Enable Digital Business: This involves transforming the supply chain to support a new business model — especially those with an “as-a-service” sales and revenue model. To support these business models, the supply chain organization often needs to transform from physically moving material, parts and products to orchestrating data, people and digital flows across the value chain. Additionally, the forward or delivery-focused supply chain and aftermarket or post sale service and support processes need to be integrated and managed differently.

A timely example that showcases the digital business variant is a solution provider offering “vaccine as a service” to ensure physicians never run out of vaccines. As the doctors dispense the vaccine, an IoT-connected refrigerator records the inventory reduction and communicates the information to the solution provider. Once the inventory drops below a target level, the solution provider orders more inventory for the practice and has it delivered from the vaccine manufacturer to the physician’s office. Through the SCaaS capabilities, the solution provider relieves the physician’s office of inventory tracking and ordering, while also improving sales and fulfillment for the vaccine manufacturer.

ScaaS is Being Applied Across Industries

ScaaS is a model we see taking hold in several industries. Most notably as we conducted our research three industries stood out as having the most activity:

High tech: Players from OEMs to contract manufacturers and distributors provide one or more forms of SCaaS. Of course, contract manufacturers such as Jabil, Celestica and Flex offer manufacturing as a service within the broader SCaaS umbrella. They and other contract manufacturers also provide SCaaS in the form of sourcing and logistics. Distributors, including Avnet and Arrow, have a portfolio of SCaaS that extends into non-physical operational business processes. OEMs are looking at opportunities to leverage their supply chain expertise and as-a-service (i.e., cloud) technologies to offer supply chain business processes as a service to other brand owners. Many of the OEMs also have digital business models that are subscription or “as-a-Service” based instead of hardware centric. Cisco and Hewlett Packard Enterprise are just two of the OEMs that have shifted some of their physical products and corresponding supply chains to “as-a-Service.”

Retail: There are a variety of scenarios that retailers are developing and exploring for SCaaS. Those with private fleets see opportunities from full truckload between locations other than points in their value network to final mile fulfillment.
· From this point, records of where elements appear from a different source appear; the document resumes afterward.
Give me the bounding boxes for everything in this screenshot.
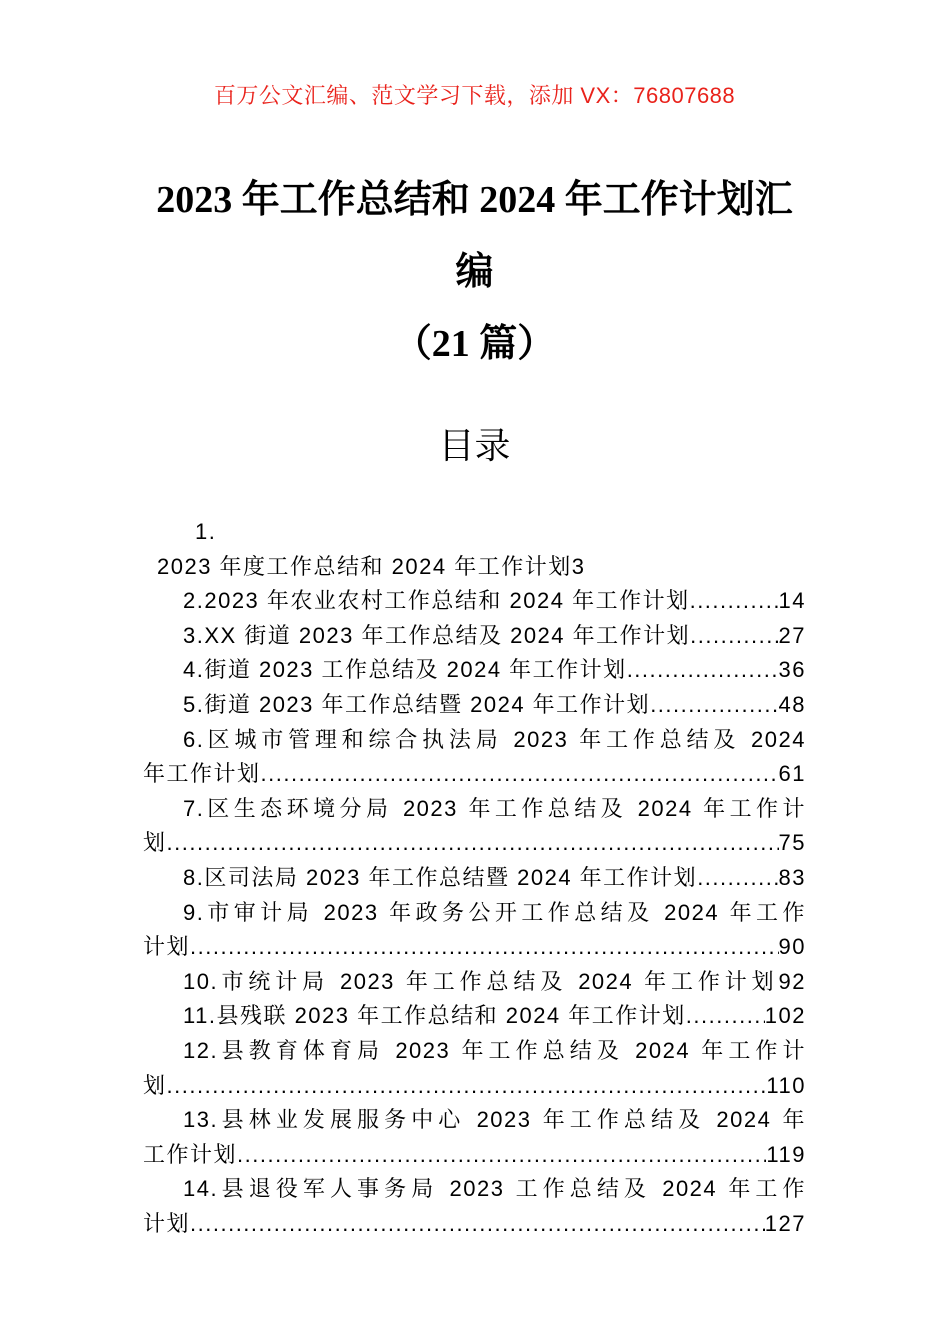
toc-leader-dots — [697, 861, 778, 896]
toc-leader-dots — [650, 688, 778, 723]
toc-line — [143, 1138, 806, 1173]
toc-entry-text: 5.街道 2023 年工作总结暨 2024 年工作计划 — [183, 691, 651, 717]
toc-line: 12.县教育体育局 2023 年工作总结及 2024 年工作计 — [183, 1037, 806, 1063]
toc-list — [143, 515, 806, 1241]
toc-line: 6.区城市管理和综合执法局 2023 年工作总结及 2024 — [183, 726, 806, 752]
toc-line — [143, 999, 806, 1034]
toc-page-number: 83 — [778, 864, 806, 890]
toc-leader-dots — [261, 757, 779, 792]
toc-line — [143, 826, 806, 861]
toc-page-number: 110 — [766, 1072, 806, 1098]
toc-line — [143, 688, 806, 723]
toc-page-number: 119 — [766, 1141, 806, 1167]
toc-line: 14.县退役军人事务局 2023 工作总结及 2024 年工作 — [183, 1176, 806, 1202]
toc-leader-dots — [167, 1069, 767, 1104]
document-title-line1: 2023 年工作总结和 2024 年工作计划汇编 — [156, 179, 793, 293]
toc-leader-dots — [690, 619, 778, 654]
document-title — [143, 164, 806, 380]
toc-line — [143, 653, 806, 688]
toc-leader-dots — [627, 653, 779, 688]
toc-entry-text: 划 — [143, 830, 167, 856]
toc-leader-dots — [686, 999, 765, 1034]
toc-entry-text: 2.2023 年农业农村工作总结和 2024 年工作计划 — [183, 588, 690, 614]
promo-banner: 百万公文汇编、范文学习下载，添加 VX：76807688 — [213, 83, 736, 108]
toc-line — [143, 1069, 806, 1104]
toc-page-number: 75 — [778, 830, 806, 856]
toc-line — [143, 930, 806, 965]
toc-line — [143, 619, 806, 654]
toc-line: 9.市审计局 2023 年政务公开工作总结及 2024 年工作 — [183, 899, 806, 925]
toc-leader-dots — [190, 1207, 765, 1242]
toc-page-number: 48 — [778, 691, 806, 717]
toc-line: 1. — [195, 519, 217, 544]
toc-page-number: 36 — [778, 657, 806, 683]
toc-entry-text: 计划 — [143, 934, 191, 960]
toc-page-number: 27 — [778, 622, 806, 648]
toc-line: 2023 年度工作总结和 2024 年工作计划3 — [157, 553, 586, 579]
toc-heading: 目录 — [438, 425, 511, 466]
toc-page-number: 102 — [764, 1003, 806, 1029]
toc-entry-text: 3.XX 街道 2023 年工作总结及 2024 年工作计划 — [183, 622, 691, 648]
toc-line: 7.区生态环境分局 2023 年工作总结及 2024 年工作计 — [183, 795, 806, 821]
toc-entry-text: 工作计划 — [143, 1141, 238, 1167]
toc-entry-text: 4.街道 2023 工作总结及 2024 年工作计划 — [183, 657, 627, 683]
toc-line — [143, 1207, 806, 1242]
toc-line: 13.县林业发展服务中心 2023 年工作总结及 2024 年 — [183, 1107, 806, 1133]
toc-leader-dots — [690, 584, 779, 619]
toc-page-number: 61 — [778, 761, 806, 787]
toc-line: 10.市统计局 2023 年工作总结及 2024 年工作计划92 — [183, 968, 806, 994]
toc-leader-dots — [167, 826, 779, 861]
toc-entry-text: 年工作计划 — [143, 761, 261, 787]
toc-entry-text: 11.县残联 2023 年工作总结和 2024 年工作计划 — [183, 1003, 686, 1029]
toc-line — [143, 584, 806, 619]
toc-entry-text: 划 — [143, 1072, 167, 1098]
toc-page-number: 90 — [778, 934, 806, 960]
toc-page-number: 127 — [764, 1210, 806, 1236]
toc-page-number: 14 — [778, 588, 806, 614]
toc-leader-dots — [237, 1138, 766, 1173]
toc-leader-dots — [190, 930, 779, 965]
toc-entry-text: 计划 — [143, 1210, 191, 1236]
toc-line — [143, 861, 806, 896]
toc-line — [143, 757, 806, 792]
document-title-line2: （21 篇） — [393, 323, 556, 365]
toc-entry-text: 8.区司法局 2023 年工作总结暨 2024 年工作计划 — [183, 864, 698, 890]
Several are also examining ways to maximize their distribution centers by providing storage and fulfillment for others. Amazon’s Fulfillment by Amazon is an example of SCaaS in retail. Brand owners sell directly to customers, but Amazon’s fulfillment centers pick, pack, ship and provide customer service. Another example of retail SCaaS is Woolworths. It elevated and extended its supply chain capabilities to other brands through a service offering called Primary Connect.

Healthcare and life sciences: Several of the healthcare providers such as Mayo Clinic have SCaaS offerings in the sourcing and purchasing area. Manufacturers are piloting subscription business models that remove inventory tracking and ordering for healthcare providers. A good example is Johnson & Johnson’s work with Rush University Medical Center to improve inventory management of sutures. The SCaaS monitors inventory in dedicated suture storage locations at point of use in the perioperative areas. All sutures are stored in designated areas equipped with weighted-bin technology specifically designed for sutures. The weighted-bin technology automatically monitors inventory levels and provides data analytics to support target setting and enabling replenishment planning and ordering.

Supply chain as a service represents an emerging opportunity for CSCOs and their organizations to stake a strategic role in the organization. By developing existing capacity and capabilities that can be marketed and sold to manufacturers, retailers or other organizations needing to improve their supply chain, CSCOs can grow revenue and optimize costs.